Duisburg Vom Ehemann bespitzelt

Duisburg · Die Journalistin und Schriftstellerin Ellen Thiemann saß wegen Republikflucht in der DDR im Gefängnis. Ihr eigener Ehemann hatte sie an die Stasi verraten. Im Albert-Einstein-Gymnasium erzählte die 72-Jährige aus ihrem Leben.

Rumeln-Kaldenhausen In der DDR war ja gar nicht alles so schlecht. Solche und ähnliche Sätze hört man oft. Doch das Unrecht der SED-Diktatur darf nicht in Vergessenheit geraten. Um der Verklärung entgegenzuwirken, hat die Lehrerin Beate Kramer die Geschichts-AG "20 Jahre Mauerfall – Das Leben in der SED-Diktatur" am Albert-Einstein-Gymnasium ins Leben gerufen. Jetzt war die Zeitzeugin Ellen Thiemann bei der Gruppe zu Gast. Packend berichtete sie von ihrer Inhaftierung in der DDR.

Thiemann saß ein wegen Republikflucht. Ihr Verbrechen war der Wunsch, die DDR zu verlassen, als sie merkte, dass dort Rechte wie freie Meinungsäußerung oder das Postgeheimnis mit Füßen getreten wurden – für sie als Journalistin "ein unhaltbarer Zustand", wie sie erzählte. Sie habe angefangen sich zu beschweren, sei ohnehin durch viel Westverwandtschaft aufgefallen.

Briefe kamen nie im Westen an

Nachdem ein erster Fluchtversuch gemeinsam mit ihrem Mann, dem Spitzensportler und Sportjournalisten Klaus Thiemann, und ihrem Sohn von Polen aus gescheitert war, heckte das Ehepaar gemeinsam mit einer Tante aus dem Westen einen neuen Plan aus. "Doch das Haus war verwanzt, die Stasi wusste von den Plänen", berichtete Thiemann. Briefe, in denen sie der Tante mitteilte, dass die Fluchtpläne aufgeschoben seien, hätten die Tante nie erreicht.

Am 29. Dezember 1972 startete die Familie dann doch einen erneuten Fluchtversuch. Der erste, der, versteckt im Kofferraum eines umgebauten VW-Busses, über die Grenze kommen sollte, war Thiemanns elfjähriger Sohn. Doch an der Grenze warteten die Soldaten schon, nahmen das Auto in Empfang. "Sie wollten, dass ich meinen Mann ans Messer liefere", erinnerte sich Thiemann. Doch sie habe ihn nicht verraten und alle Schuld auf sich genommen.

Thiemann wurde verurteilt und für drei Jahre und vier Monate ins Frauengefängnis Hoheneck gesteckt. 16 Stunden Zwangsarbeit am Tag, eine gemeinsame Zelle mit 41 weiteren Frauen – es war der Horror. Und dann verließ ihr Mann sie auch noch für eine andere Frau.
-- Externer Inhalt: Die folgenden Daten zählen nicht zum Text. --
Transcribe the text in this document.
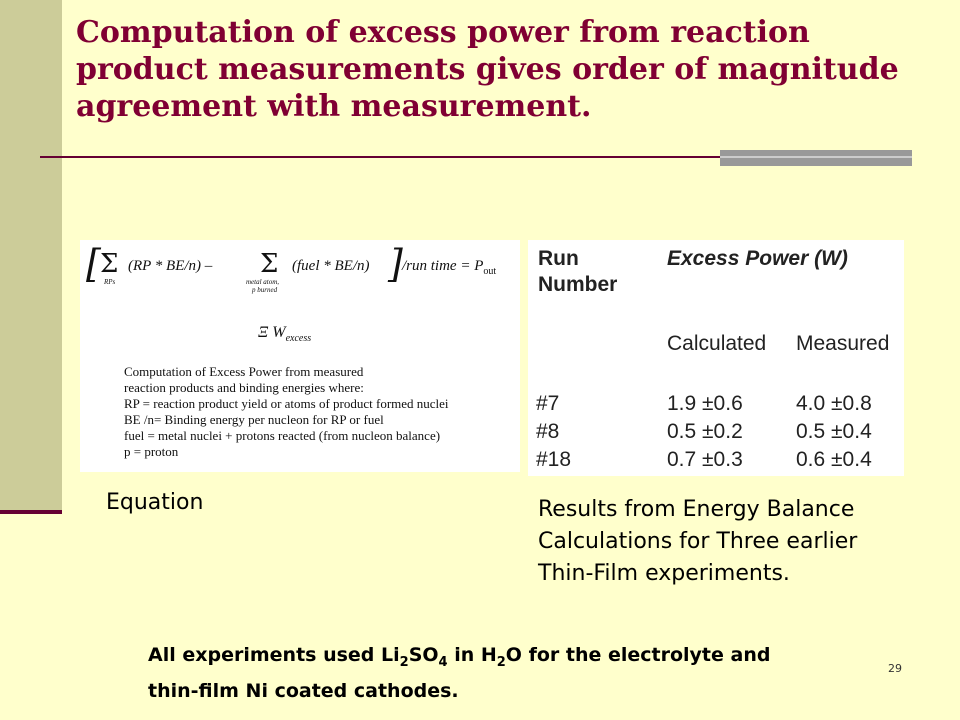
Computation of excess power from reaction product measurements gives order of magnitude agreement with measurement.
[ Σ
RPs
(RP * BE/n) – Σ
metal atom,
p burned
(fuel * BE/n) ] /run time = $P_{out}$
Ξ $W_{excess}$

Computation of Excess Power from measured
reaction products and binding energies where:
RP = reaction product yield or atoms of product formed nuclei
BE /n= Binding energy per nucleon for RP or fuel
fuel = metal nuclei + protons reacted (from nucleon balance)
p = proton

Run
Number
Excess Power (W)
Calculated Measured
#7	1.9 ±0.6	4.0 ±0.8
#8	0.5 ±0.2	0.5 ±0.4
#18	0.7 ±0.3	0.6 ±0.4

Equation	Results from Energy Balance
Calculations for Three earlier
Thin-Film experiments.

All experiments used $Li_2SO_4$ in $H_2O$ for the electrolyte and
thin-film Ni coated cathodes.

29
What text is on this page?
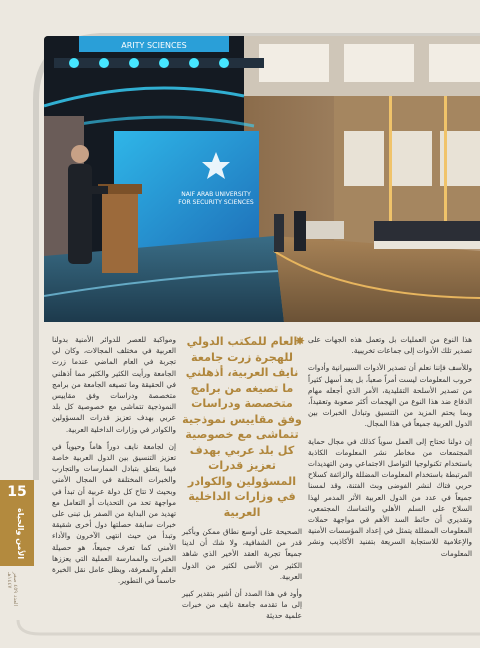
ARITY SCIENCES
NAIF ARAB UNIVERSITY
FOR SECURITY SCIENCES

هذا النوع من العمليات بل وتعمل هذه الجهات على تصدير تلك الأدوات إلى جماعات تخريبية.

وللأسف فإننا نعلم أن تصدير الأدوات السيبرانية وأدوات حروب المعلومات ليست أمراً صعباً، بل يعد أسهل كثيراً من تصدير الأسلحة التقليدية، الأمر الذي أجعله مهام الدفاع ضد هذا النوع من الهجمات أكثر صعوبة وتعقيداً، وبما يحتم المزيد من التنسيق وتبادل الخبرات بين الدول العربية جميعاً في هذا المجال.

إن دولنا تحتاج إلى العمل سوياً كذلك في مجال حماية المجتمعات من مخاطر نشر المعلومات الكاذبة باستخدام تكنولوجيا التواصل الاجتماعي ومن التهديدات المرتبطة باستخدام المعلومات المضللة والزائفة كسلاح حربي فتاك لنشر الفوضى وبث الفتنة، وقد لمسنا جميعاً في عدد من الدول العربية الأثر المدمر لهذا السلاح على السلم الأهلي والتماسك المجتمعي، وتقديري أن حائط السد الأهم في مواجهة حملات المعلومات المضللة يتمثل في إعداد المؤسسات الأمنية والإعلامية للاستجابة السريعة بتفنيد الأكاذيب ونشر المعلومات

✸

العام للمكتب الدولي للهجرة زرت جامعة نايف العربية، أذهلني ما تصيغه من برامج متخصصة ودراسات وفق مقاييس نموذجية تتماشى مع خصوصية كل بلد عربي بهدف تعزيز قدرات المسؤولين والكوادر في وزارات الداخلية العربية

الصحيحة على أوسع نطاق ممكن وبأكبر قدر من الشفافية، ولا شك أن لدينا جميعاً تجربة العقد الأخير الذي شاهد الكثير من الأسى لكثير من الدول العربية.

وأود في هذا الصدد أن أشير بتقدير كبير إلى ما تقدمه جامعة نايف من خبرات علمية حديثة

ومواكبة للعصر للدوائر الأمنية بدولنا العربية في مختلف المجالات، وكان لي تجربة في العام الماضي عندما زرت الجامعة ورأيت الكثير والكثير مما أذهلني في الحقيقة وما تصيغه الجامعة من برامج متخصصة ودراسات وفق مقاييس النموذجية تتماشى مع خصوصية كل بلد عربي بهدف تعزيز قدرات المسؤولين والكوادر في وزارات الداخلية العربية.

إن لجامعة نايف دوراً هاماً وحيوياً في تعزيز التنسيق بين الدول العربية خاصة فيما يتعلق بتبادل الممارسات والتجارب والخبرات المختلفة في المجال الأمني وبحيث لا تتاح كل دولة عربية أن تبدأ في مواجهة تحد من التحديات أو التعامل مع تهديد من البداية من الصفر بل تبنى على خبرات سابقة حصلتها دول أخرى شقيقة وتبدأ من حيث انتهى الآخرون والأداء الأمني كما تعرف جميعاً، هو حصيلة الخبرات والممارسة العملية التي يعززها العلم والمعرفة، ويظل عامل نقل الخبرة حاسماً في التطوير.

15
الأمن والحياة
العدد ٤٥٩ صفر ١٤٤٧هـ
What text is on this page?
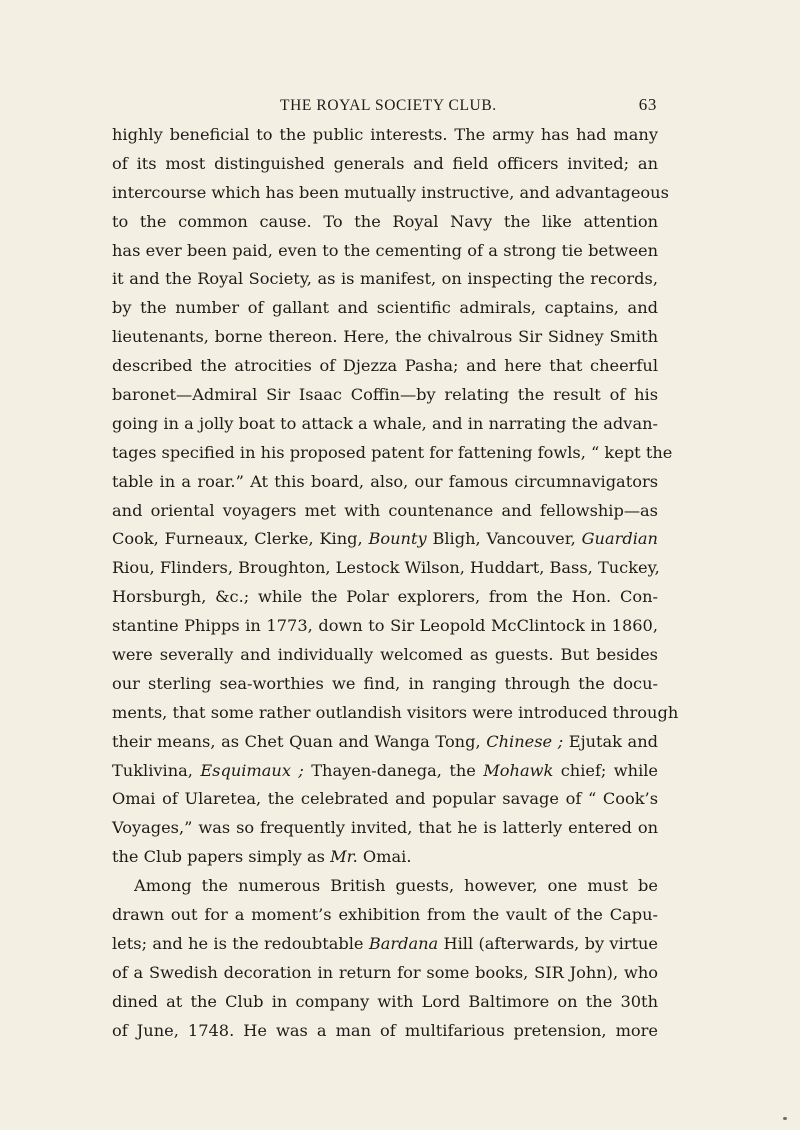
THE ROYAL SOCIETY CLUB.	63
highly beneficial to the public interests. The army has had many
of its most distinguished generals and field officers invited; an
intercourse which has been mutually instructive, and advantageous
to the common cause. To the Royal Navy the like attention
has ever been paid, even to the cementing of a strong tie between
it and the Royal Society, as is manifest, on inspecting the records,
by the number of gallant and scientific admirals, captains, and
lieutenants, borne thereon. Here, the chivalrous Sir Sidney Smith
described the atrocities of Djezza Pasha; and here that cheerful
baronet—Admiral Sir Isaac Coffin—by relating the result of his
going in a jolly boat to attack a whale, and in narrating the advan-
tages specified in his proposed patent for fattening fowls, “ kept the
table in a roar.” At this board, also, our famous circumnavigators
and oriental voyagers met with countenance and fellowship—as
Cook, Furneaux, Clerke, King, Bounty Bligh, Vancouver, Guardian
Riou, Flinders, Broughton, Lestock Wilson, Huddart, Bass, Tuckey,
Horsburgh, &c.; while the Polar explorers, from the Hon. Con-
stantine Phipps in 1773, down to Sir Leopold McClintock in 1860,
were severally and individually welcomed as guests. But besides
our sterling sea-worthies we find, in ranging through the docu-
ments, that some rather outlandish visitors were introduced through
their means, as Chet Quan and Wanga Tong, Chinese ; Ejutak and
Tuklivina, Esquimaux ; Thayen-danega, the Mohawk chief; while
Omai of Ularetea, the celebrated and popular savage of “ Cook’s
Voyages,” was so frequently invited, that he is latterly entered on
the Club papers simply as Mr. Omai.
Among the numerous British guests, however, one must be
drawn out for a moment’s exhibition from the vault of the Capu-
lets; and he is the redoubtable Bardana Hill (afterwards, by virtue
of a Swedish decoration in return for some books, SIR John), who
dined at the Club in company with Lord Baltimore on the 30th
of June, 1748. He was a man of multifarious pretension, more
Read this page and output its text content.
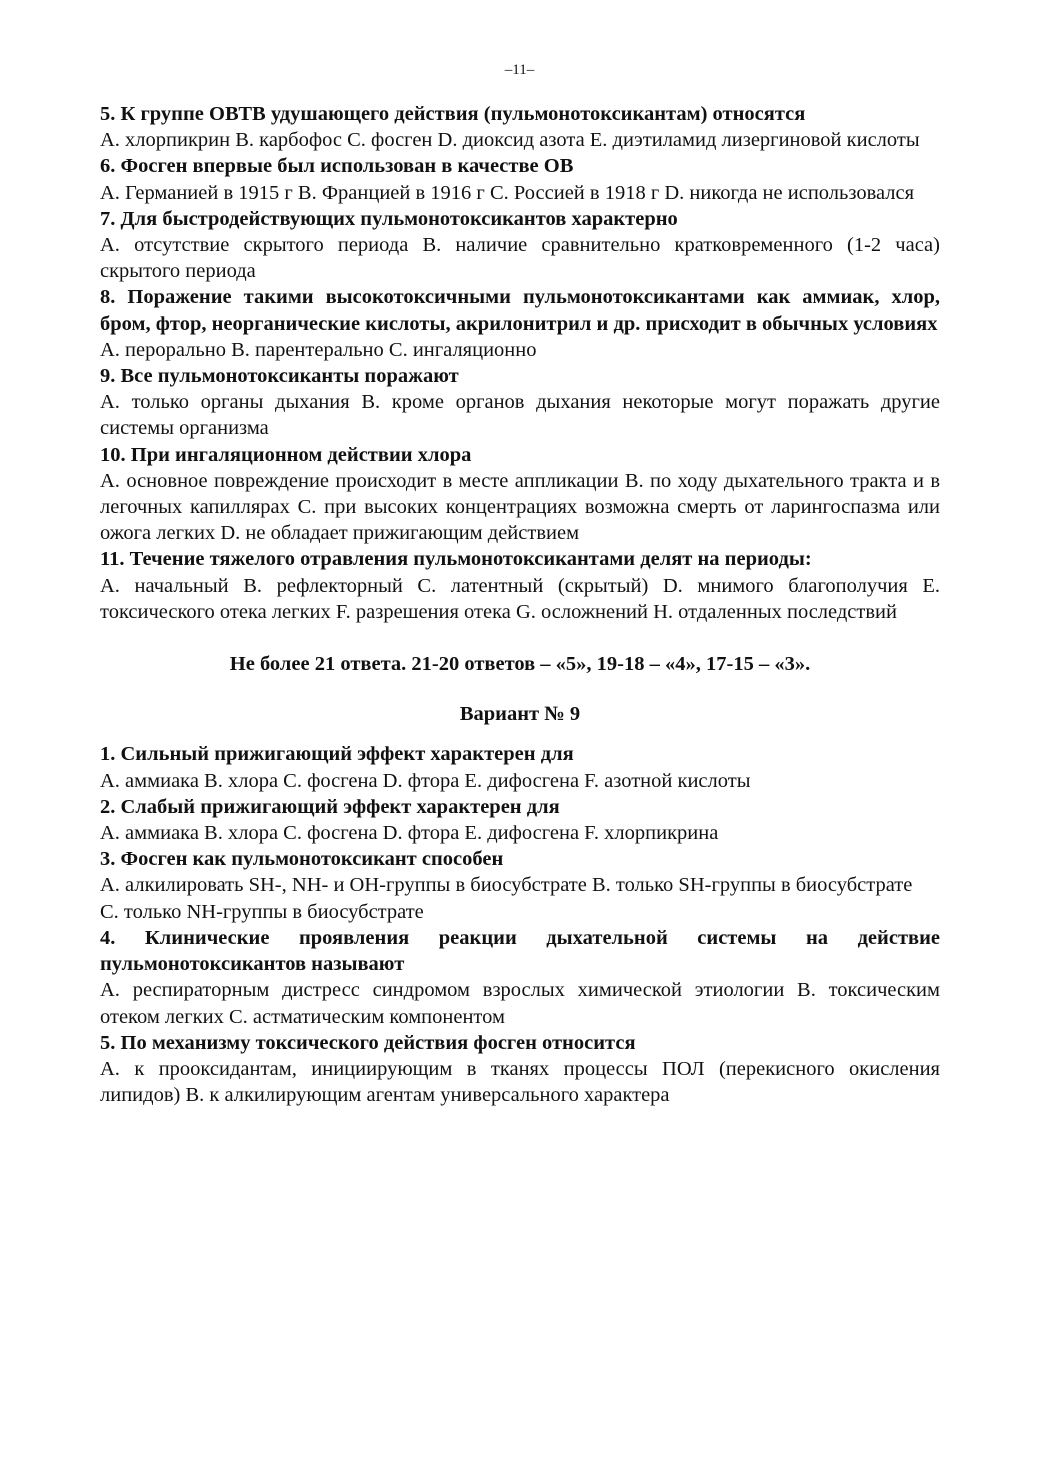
–11–
5. К группе ОВТВ удушающего действия (пульмонотоксикантам) относятся
A. хлорпикрин B. карбофос C. фосген D. диоксид азота E. диэтиламид лизергиновой кислоты
6. Фосген впервые был использован в качестве ОВ
A. Германией в 1915 г B. Францией в 1916 г C. Россией в 1918 г D. никогда не использовался
7. Для быстродействующих пульмонотоксикантов характерно
A. отсутствие скрытого периода B. наличие сравнительно кратковременного (1-2 часа) скрытого периода
8. Поражение такими высокотоксичными пульмонотоксикантами как аммиак, хлор, бром, фтор, неорганические кислоты, акрилонитрил и др. присходит в обычных условиях
A. перорально B. парентерально C. ингаляционно
9. Все пульмонотоксиканты поражают
A. только органы дыхания B. кроме органов дыхания некоторые могут поражать другие системы организма
10. При ингаляционном действии хлора
A. основное повреждение происходит в месте аппликации B. по ходу дыхательного тракта и в легочных капиллярах C. при высоких концентрациях возможна смерть от ларингоспазма или ожога легких D. не обладает прижигающим действием
11. Течение тяжелого отравления пульмонотоксикантами делят на периоды:
A. начальный B. рефлекторный C. латентный (скрытый) D. мнимого благополучия E. токсического отека легких F. разрешения отека G. осложнений H. отдаленных последствий
Не более 21 ответа. 21-20 ответов – «5», 19-18 – «4», 17-15 – «3».
Вариант № 9
1. Сильный прижигающий эффект характерен для
A. аммиака B. хлора C. фосгена D. фтора E. дифосгена F. азотной кислоты
2. Слабый прижигающий эффект характерен для
A. аммиака B. хлора C. фосгена D. фтора E. дифосгена F. хлорпикрина
3. Фосген как пульмонотоксикант способен
A. алкилировать SH-, NH- и OH-группы в биосубстрате B. только SH-группы в биосубстрате
C. только NH-группы в биосубстрате
4. Клинические проявления реакции дыхательной системы на действие пульмонотоксикантов называют
A. респираторным дистресс синдромом взрослых химической этиологии B. токсическим отеком легких C. астматическим компонентом
5. По механизму токсического действия фосген относится
A. к прооксидантам, инициирующим в тканях процессы ПОЛ (перекисного окисления липидов) B. к алкилирующим агентам универсального характера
Was Ellen Thiemann zu diesem Zeitpunkt noch nicht wusste und erst nach dem Mauerfall erfuhr: Ihr Mann war Inoffizieller Mitarbeiter (IM) des Ministeriums für Staatssicherheit. Er hat viele hochrangige Sportler und Sportjournalisten bespitzelt – auch seine eigene Frau. Die Briefe an die West-Tante hatte er nie eingeworfen, sondern sie fein säuberlich in ihre Akte eingeheftet.